日時:2018月6月23日(土曜日)午後3時から5時
会場:立教大学 池袋キャンパス 12号館 地下1階 第2会議室
〒171-8501 東京都豊島区西池袋3-34-1
アクセス:「池袋駅」下車 西口より徒歩約7分
プログラム:明治期の日本女子大学校卒業生による「大学拡張」運動
渡辺 典子 氏(武蔵野美術大学ほか・非)
【プログラム・ノート】
本報告は、明治期の日本女子大学校の卒業生を対象として、近代日本の女性による大学拡張運動の実態の一端を明らかにすることを目的とする。先行研究において大学拡張運動の展開については、大学が主体となった講義録発行に関する研究から、近年では学生による取り組みの地方巡回講演を日本的な「大学拡張運動」の一翼を担うものと捉え直す研究まで、多様な実態が明らかにされてきている。
本報告では、これまであまり注目されてこなかった女性に焦点を当て、大学拡張運動を別の角度から検討する。すなわち、日本女子大学校が中心となった講義録発行などの活動ではなく、日本女子大学校の卒業生たちが社会に出ても学び続けながら、その成果を社会に拡大することで、各自が置かれていた状況をより良くしていこうとする活動に着目する。
1904(明治37)年、日本女子大学校の最初の卒業生が「桜楓会」を組織した。これは単なる同窓会組織にとどまらない、卒業生たちが一生涯学び続けるよりどころとなる組織であった。この「桜楓会」は、日本女子大学校の創設者成瀬仁蔵による「大学拡張」論で「大学拡張」の「教育的要素」として、卒業生たちは「大学拡張」の「担い手」として位置づけられた。成瀬の「大学拡張」論は1908(明治41)年にまとめられており、成瀬は桜楓会会長という立場で、卒業生たちの活躍を見守りながら「大学拡張」の構想を練り上げたと考えられる。

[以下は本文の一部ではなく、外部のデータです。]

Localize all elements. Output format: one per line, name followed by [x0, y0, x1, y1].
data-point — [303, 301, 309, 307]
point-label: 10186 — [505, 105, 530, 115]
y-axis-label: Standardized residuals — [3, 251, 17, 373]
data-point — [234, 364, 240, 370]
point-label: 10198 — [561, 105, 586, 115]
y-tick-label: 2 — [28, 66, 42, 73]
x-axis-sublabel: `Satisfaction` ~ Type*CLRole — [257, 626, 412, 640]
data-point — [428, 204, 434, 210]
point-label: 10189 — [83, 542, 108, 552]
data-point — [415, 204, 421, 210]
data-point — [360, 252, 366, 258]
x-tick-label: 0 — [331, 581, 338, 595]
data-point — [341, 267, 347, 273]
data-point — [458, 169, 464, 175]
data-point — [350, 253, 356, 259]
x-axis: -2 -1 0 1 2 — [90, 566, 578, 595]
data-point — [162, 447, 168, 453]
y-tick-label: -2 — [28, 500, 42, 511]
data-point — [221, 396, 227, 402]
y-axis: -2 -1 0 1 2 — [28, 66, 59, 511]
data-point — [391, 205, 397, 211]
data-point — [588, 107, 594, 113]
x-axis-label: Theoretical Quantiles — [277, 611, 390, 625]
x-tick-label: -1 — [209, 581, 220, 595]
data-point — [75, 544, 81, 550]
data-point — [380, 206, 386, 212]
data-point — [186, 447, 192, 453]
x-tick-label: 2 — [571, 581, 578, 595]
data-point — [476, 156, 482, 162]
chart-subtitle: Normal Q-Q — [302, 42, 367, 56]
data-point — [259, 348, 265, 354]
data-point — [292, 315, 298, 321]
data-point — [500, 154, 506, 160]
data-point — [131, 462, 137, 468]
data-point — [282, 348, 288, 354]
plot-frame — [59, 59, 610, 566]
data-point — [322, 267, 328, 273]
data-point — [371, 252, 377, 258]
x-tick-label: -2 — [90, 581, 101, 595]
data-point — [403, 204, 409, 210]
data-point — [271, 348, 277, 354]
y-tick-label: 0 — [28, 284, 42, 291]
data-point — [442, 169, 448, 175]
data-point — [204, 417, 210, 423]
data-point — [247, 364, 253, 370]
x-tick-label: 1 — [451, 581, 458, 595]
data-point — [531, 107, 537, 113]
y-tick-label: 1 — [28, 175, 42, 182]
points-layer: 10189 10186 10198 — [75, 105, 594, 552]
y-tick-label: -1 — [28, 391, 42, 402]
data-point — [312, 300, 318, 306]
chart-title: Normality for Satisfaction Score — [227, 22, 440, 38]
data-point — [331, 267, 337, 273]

明治期の日本女子大学校卒業生に関する先行研究では、社会的に特に活躍した個人が取り上げられるのみであり、成瀬が卒業生たちをどのように育てようとしたか、それに対して卒業生たちがどのように自己形成していったのか、については明らかにされてこなかった。そのような状況をふまえ、本報告では明治期の卒業生全体の動向を明らかにするとともに、卒業生たちがどのように自己形成を行おうとしていたかを「大学拡張」の観点から明らかにすることで、大学拡張運動の実態の基盤を明らかにしていきたい。